Do you see more people taking up documentary filmmaking now that the equipment is becoming more affordable?
I’m sure that will happen. With a ballpoint pen, anyone can write a novel. There just might be a lot of lousy novels. Television is essentially just a fire hose for crap and junk. That’s fine. It’s good for democracy. But with it, you’ll find there are many wonderful documentaries that otherwise wouldn’t get made. If there are great documentaries mixed in with the junk, that’s fine.
What is the ideal low-budget documentary?
We’re not interested in making the same old films cheaply. Instead we’re interested in finding new ways of storytelling and new subjects that naturally lend themselves to inexpensive filmmaking. We’re not going to try to make Ken Burn’s Civil War on $50,000 an hour. It can’t be done and shouldn’t be done. We’re going to try to find certain kinds of films that naturally work. It’s like the difference between oil painting and watercolor. A mainline PBS or HBO documentary broadcast in primetime, that’s like oil painting. We’re looking for something different, a different animal. We haven’t discovered it yet. I guess that’s why we’re still in business.
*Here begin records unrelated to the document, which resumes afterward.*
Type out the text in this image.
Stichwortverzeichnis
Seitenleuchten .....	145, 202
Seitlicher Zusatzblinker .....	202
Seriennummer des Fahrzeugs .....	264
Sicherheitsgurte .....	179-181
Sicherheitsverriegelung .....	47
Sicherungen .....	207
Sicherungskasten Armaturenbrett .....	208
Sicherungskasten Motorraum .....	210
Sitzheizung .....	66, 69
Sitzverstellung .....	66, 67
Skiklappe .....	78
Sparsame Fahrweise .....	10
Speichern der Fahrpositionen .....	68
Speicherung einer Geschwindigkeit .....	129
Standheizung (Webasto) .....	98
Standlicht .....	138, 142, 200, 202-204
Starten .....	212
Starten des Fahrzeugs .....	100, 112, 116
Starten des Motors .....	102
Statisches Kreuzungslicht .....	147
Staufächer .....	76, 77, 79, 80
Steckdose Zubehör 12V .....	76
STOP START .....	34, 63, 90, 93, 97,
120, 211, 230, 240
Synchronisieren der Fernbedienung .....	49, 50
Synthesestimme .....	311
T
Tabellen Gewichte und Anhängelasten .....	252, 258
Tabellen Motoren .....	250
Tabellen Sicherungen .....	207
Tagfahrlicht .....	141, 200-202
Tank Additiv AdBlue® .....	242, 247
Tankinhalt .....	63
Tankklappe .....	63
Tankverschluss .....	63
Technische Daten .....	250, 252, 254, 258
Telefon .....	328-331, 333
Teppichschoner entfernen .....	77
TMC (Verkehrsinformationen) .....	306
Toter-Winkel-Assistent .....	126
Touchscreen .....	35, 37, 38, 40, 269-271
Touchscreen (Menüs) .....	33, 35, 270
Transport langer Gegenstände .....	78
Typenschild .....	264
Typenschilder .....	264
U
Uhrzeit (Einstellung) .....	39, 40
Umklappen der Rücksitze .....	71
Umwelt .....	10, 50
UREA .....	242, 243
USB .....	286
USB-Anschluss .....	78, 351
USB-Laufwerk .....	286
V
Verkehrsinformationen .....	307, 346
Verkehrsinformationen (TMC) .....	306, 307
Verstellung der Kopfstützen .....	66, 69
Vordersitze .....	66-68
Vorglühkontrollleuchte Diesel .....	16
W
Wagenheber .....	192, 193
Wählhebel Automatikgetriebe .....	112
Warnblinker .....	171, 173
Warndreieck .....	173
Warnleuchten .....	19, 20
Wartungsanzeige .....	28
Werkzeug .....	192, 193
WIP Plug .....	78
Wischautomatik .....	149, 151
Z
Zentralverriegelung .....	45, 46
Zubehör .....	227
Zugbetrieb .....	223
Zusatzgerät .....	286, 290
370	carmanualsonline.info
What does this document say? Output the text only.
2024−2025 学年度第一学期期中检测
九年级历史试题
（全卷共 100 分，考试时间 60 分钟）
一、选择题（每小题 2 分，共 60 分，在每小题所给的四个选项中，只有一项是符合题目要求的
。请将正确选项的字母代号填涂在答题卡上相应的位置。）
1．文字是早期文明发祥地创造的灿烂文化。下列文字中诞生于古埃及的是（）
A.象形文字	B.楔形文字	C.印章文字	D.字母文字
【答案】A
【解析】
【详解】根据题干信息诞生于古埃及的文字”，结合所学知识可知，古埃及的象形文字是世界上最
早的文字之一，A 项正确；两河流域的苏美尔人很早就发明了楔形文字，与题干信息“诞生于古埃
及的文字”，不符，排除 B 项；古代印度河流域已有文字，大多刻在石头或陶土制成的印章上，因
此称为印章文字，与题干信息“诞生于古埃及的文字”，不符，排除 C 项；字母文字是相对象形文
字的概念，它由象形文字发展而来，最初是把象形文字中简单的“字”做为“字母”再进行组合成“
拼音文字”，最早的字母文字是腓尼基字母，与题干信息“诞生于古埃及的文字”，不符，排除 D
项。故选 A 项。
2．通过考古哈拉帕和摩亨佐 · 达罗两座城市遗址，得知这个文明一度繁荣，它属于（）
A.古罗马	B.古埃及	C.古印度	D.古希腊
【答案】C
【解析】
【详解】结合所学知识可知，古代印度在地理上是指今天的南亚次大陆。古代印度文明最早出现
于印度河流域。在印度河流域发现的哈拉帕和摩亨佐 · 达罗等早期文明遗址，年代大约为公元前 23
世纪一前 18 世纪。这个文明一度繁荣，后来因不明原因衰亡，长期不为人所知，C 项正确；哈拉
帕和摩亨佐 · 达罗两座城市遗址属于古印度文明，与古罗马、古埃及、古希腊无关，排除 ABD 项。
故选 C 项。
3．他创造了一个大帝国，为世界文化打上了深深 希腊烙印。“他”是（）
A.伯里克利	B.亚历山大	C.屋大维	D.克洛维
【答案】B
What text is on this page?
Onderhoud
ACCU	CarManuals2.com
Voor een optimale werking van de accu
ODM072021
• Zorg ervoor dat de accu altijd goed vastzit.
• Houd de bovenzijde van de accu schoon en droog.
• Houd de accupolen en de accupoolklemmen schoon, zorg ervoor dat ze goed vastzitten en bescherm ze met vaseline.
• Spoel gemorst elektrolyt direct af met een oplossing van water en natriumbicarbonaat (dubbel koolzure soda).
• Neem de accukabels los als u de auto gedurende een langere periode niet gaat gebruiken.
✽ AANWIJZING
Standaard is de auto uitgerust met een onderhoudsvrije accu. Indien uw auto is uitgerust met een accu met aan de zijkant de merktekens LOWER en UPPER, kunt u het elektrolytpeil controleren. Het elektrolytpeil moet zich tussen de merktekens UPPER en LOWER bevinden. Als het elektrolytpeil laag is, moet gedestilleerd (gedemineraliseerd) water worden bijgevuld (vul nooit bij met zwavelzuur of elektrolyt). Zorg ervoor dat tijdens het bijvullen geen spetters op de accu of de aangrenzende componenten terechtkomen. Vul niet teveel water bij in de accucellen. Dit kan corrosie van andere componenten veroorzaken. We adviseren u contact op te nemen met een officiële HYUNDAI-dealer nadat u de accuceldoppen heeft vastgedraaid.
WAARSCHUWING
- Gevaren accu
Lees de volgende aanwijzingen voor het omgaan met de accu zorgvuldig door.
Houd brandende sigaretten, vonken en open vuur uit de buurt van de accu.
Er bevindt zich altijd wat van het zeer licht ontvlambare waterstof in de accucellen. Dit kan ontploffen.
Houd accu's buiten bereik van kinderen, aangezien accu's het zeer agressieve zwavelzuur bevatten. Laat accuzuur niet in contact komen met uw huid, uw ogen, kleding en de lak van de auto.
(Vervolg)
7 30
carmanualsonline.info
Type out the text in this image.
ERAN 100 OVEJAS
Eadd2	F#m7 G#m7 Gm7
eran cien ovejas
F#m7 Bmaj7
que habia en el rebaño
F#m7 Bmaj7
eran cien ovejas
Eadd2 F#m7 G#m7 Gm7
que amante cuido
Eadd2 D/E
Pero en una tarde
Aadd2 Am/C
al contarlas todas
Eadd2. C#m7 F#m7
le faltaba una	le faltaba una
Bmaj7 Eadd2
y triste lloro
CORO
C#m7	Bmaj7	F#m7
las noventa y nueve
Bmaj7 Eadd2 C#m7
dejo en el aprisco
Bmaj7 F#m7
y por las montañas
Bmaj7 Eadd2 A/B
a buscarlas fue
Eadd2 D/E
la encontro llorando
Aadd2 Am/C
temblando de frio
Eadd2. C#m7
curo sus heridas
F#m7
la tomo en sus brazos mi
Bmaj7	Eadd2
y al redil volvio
What is an essential equipment package for today’s low-budget documentary producer?
The consumer cameras are starting to get so good; you can get anything pretty much for $1,000 and up. In the program at Berkeley we use PD100s, PD150s, VX1000s — the Sony stuff — and also the Canon XL1, which has become a real workhorse, and the GL1, which is a little less expensive. Any of these consumer-prosumer cameras will make astonishing pictures. Then, you need a good external microphone. You may have to spend a thousand bucks for that. One of the weak points of the consumer cameras is the recording of the sound. The on-board mics are very limited, you need to be so close. And finally, you need something to edit on. We’re going to go with Final Cut Pro because we’re working in a professional world and we like to stick with manufacturers that are widely used…. So how much is that? Six grand for everything?
What do you think documentaries are going to be like 10 years from now?
There’s no question many — and I stress many and not all — documentaries are becoming cheaper to make. However the distribution of the films is become much more complicated and fragmented. When I was growing up, you made a documentary for PBS, ABC, NBC, or CBS and that was it. End of conversation. Now, if you’re a young filmmaker, there are the networks, plus a dozen cable possibilities, plus an infinite number of possibilities on the Internet. Plus, what is now a very vibrant home video, educational video market. That’s just confusing to a lot of folks and more difficult to access. So more documentaries get broadcast, but fewer people see them. And we’re in this business to have people see our films. Why bother making a film about the civil rights movement unless 21 million people are going to see it?